Frauenrundgang der AWO Dortmund: Geschichte auf dem Ostfriedhof neu entdeckt
Am Sonntag, 3. Mai 2026, wurde der Dortmunder Ostfriedhof zum Ort lebendiger Geschichte: Die Arbeiterwohlfahrt (AWO) Dortmund lud zu einem besonderen Frauenrundgang ein, der den Fokus gezielt auf die oft übersehenen Beiträge von Frauen zur Stadtgeschichte legte.
Insgesamt 11 Teilnehmerinnen und Teilnehmer folgten der Einladung und erlebten eine informative Führung durch eines der bedeutendsten historischen Areale Dortmunds.
Auftakt mit klarer Botschaft
Zum Start begrüßte die AWO-Vorsitzende Anja Butschkau die Gruppe und unterstrich die Relevanz solcher Formate:
Die Leistungen von Frauen in der Geschichte müssen sichtbarer werden – genau hier setzen diese Rundgänge an.
Besonders begrüßt wurden die Referentinnen Heike Wulf und Susanne Meyer, die im Anschluss durch den Rundgang führten.
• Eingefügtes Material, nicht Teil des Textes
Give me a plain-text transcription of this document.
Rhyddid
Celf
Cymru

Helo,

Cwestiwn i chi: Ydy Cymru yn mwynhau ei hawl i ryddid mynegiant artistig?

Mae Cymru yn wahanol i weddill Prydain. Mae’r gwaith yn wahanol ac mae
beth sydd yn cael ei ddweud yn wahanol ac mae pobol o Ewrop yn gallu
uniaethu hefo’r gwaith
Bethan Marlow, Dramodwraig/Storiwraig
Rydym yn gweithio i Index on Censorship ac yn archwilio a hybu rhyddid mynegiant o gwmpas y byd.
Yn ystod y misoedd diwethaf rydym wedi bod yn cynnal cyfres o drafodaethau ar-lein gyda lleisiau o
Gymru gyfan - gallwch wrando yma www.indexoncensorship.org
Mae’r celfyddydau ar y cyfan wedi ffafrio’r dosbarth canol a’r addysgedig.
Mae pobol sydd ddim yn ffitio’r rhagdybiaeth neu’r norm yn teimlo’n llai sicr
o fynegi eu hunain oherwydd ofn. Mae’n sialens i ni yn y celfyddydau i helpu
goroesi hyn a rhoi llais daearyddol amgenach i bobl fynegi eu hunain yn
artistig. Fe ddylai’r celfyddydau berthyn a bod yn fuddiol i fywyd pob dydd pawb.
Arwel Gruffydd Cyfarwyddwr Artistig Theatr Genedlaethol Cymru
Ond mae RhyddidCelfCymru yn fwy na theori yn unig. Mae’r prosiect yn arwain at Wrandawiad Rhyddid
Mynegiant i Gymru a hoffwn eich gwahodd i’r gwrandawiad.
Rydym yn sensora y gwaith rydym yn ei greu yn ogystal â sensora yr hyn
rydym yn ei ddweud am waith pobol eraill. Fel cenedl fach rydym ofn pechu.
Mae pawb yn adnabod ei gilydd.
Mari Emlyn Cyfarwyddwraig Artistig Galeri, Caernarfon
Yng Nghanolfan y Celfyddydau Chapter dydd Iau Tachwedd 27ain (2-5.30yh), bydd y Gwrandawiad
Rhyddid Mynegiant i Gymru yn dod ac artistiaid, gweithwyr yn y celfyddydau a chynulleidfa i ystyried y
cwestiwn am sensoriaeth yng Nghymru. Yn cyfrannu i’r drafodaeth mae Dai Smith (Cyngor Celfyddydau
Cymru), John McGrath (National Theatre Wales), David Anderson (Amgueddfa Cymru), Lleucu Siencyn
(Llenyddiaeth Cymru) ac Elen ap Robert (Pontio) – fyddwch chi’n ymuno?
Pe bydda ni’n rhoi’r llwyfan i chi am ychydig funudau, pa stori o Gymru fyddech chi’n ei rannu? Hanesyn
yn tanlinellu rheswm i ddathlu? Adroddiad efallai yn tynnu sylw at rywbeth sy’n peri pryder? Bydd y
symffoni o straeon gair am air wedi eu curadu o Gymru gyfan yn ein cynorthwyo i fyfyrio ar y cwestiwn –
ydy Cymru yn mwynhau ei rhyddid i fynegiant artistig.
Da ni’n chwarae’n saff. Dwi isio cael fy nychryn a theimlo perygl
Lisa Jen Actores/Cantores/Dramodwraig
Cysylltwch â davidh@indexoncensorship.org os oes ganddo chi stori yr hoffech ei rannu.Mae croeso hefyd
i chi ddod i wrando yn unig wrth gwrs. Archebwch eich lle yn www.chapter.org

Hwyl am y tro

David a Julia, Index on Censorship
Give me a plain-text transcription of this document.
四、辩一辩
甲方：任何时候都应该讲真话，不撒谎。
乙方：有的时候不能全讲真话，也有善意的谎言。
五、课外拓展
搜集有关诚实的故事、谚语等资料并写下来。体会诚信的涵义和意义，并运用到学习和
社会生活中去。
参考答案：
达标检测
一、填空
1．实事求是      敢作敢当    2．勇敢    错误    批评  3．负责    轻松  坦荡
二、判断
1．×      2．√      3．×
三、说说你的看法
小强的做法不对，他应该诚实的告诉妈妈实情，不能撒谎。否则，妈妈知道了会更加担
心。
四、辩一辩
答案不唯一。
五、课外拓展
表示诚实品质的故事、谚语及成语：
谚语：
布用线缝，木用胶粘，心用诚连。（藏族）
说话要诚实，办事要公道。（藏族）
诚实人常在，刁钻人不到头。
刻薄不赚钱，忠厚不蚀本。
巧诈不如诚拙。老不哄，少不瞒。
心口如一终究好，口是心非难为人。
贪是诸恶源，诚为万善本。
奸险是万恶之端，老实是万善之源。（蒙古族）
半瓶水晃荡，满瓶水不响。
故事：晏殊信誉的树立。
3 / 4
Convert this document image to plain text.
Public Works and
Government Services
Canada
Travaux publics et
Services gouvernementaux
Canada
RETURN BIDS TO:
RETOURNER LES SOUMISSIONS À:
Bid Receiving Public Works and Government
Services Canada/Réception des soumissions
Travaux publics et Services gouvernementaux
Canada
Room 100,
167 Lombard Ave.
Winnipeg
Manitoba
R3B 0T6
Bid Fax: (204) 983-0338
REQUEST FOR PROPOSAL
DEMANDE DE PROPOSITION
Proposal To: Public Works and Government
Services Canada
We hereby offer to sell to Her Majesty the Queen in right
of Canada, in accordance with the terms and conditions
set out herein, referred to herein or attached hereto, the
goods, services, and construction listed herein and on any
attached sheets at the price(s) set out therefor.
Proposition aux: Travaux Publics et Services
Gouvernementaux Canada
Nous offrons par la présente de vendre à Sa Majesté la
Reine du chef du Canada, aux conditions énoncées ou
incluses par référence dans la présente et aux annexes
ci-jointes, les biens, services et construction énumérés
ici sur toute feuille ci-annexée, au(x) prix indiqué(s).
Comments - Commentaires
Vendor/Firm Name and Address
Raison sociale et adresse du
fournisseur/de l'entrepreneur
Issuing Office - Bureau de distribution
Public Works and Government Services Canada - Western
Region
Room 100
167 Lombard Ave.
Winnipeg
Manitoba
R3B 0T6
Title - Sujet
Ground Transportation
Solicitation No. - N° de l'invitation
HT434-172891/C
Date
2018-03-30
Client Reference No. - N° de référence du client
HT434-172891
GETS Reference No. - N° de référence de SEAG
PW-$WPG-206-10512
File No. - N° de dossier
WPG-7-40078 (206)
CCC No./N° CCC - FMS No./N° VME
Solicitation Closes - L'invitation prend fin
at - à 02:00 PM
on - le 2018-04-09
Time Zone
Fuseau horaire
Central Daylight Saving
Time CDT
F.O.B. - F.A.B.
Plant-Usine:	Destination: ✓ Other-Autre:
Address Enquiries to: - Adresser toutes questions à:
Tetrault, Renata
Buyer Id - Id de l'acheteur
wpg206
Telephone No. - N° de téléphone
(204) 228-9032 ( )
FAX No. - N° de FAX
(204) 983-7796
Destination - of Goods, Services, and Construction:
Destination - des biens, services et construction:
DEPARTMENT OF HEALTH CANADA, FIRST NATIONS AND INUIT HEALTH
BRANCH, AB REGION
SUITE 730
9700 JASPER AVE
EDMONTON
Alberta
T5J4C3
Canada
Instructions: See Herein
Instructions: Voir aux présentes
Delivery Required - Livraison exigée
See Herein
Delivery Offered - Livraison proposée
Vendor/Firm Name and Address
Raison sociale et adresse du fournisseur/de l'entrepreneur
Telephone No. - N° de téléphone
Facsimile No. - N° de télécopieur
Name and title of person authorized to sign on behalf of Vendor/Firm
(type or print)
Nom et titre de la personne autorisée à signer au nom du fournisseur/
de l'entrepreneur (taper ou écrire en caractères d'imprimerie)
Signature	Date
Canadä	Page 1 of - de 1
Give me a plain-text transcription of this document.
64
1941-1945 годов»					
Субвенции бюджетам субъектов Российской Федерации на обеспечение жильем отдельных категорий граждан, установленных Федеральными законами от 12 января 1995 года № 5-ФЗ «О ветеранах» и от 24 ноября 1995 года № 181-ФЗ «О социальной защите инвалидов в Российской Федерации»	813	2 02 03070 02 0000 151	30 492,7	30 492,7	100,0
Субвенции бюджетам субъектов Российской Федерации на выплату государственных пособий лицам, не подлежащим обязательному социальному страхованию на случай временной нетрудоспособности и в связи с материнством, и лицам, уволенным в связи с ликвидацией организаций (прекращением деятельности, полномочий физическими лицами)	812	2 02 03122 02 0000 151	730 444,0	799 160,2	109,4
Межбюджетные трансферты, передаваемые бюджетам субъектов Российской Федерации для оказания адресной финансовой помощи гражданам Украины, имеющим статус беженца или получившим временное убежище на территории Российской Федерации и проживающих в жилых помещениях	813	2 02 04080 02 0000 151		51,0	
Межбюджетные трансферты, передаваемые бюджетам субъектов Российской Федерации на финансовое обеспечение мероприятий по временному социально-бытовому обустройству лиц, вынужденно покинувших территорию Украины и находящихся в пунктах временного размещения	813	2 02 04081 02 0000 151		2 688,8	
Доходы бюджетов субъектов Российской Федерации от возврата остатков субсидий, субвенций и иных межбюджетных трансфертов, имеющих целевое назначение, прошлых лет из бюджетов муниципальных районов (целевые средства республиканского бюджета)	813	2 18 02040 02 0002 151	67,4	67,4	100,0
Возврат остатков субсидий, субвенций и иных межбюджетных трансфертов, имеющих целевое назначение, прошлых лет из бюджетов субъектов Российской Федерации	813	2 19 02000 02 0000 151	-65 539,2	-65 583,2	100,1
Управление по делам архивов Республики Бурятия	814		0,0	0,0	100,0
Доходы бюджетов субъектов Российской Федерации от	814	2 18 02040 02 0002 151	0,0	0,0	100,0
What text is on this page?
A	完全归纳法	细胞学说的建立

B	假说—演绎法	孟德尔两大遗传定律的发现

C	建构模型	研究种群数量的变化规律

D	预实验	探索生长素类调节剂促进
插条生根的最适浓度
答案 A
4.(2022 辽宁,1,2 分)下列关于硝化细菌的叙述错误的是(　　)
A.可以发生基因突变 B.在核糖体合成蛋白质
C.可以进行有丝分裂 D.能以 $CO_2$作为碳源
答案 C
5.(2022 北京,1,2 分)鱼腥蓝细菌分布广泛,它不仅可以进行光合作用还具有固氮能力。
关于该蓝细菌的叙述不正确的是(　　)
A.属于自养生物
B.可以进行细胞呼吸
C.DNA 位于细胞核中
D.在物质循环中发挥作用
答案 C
Ostfriedhof als Spiegel der Stadtgeschichte
Der Dortmunder Ostfriedhof, angelegt Ende des 19. Jahrhunderts, zählt zu den größten und geschichtsträchtigsten Friedhöfen der Stadt. Er dokumentiert nicht nur die Entwicklung Dortmunds während der Industrialisierung, sondern dient auch als letzte Ruhestätte zahlreicher Persönlichkeiten aus Politik, Kultur und Gesellschaft.
Im Mittelpunkt des Rundgangs standen dabei bewusst Frauenpersönlichkeiten, deren Wirken zu Lebzeiten oft weniger Aufmerksamkeit erhielt, heute jedoch zunehmend historisch aufgearbeitet wird.
Lebensgeschichten, die prägen
Mit fundiertem Hintergrundwissen und anschaulichen Erzählungen stellten die Referentinnen verschiedene Frauen vor – darunter:
- sozial engagierte Bürgerinnen
- Künstlerinnen
- Frauen, die in schwierigen Zeiten Verantwortung übernahmen
Dabei wurde deutlich, wie eng persönliche Lebenswege mit der gesellschaftlichen Entwicklung Dortmunds verknüpft sind.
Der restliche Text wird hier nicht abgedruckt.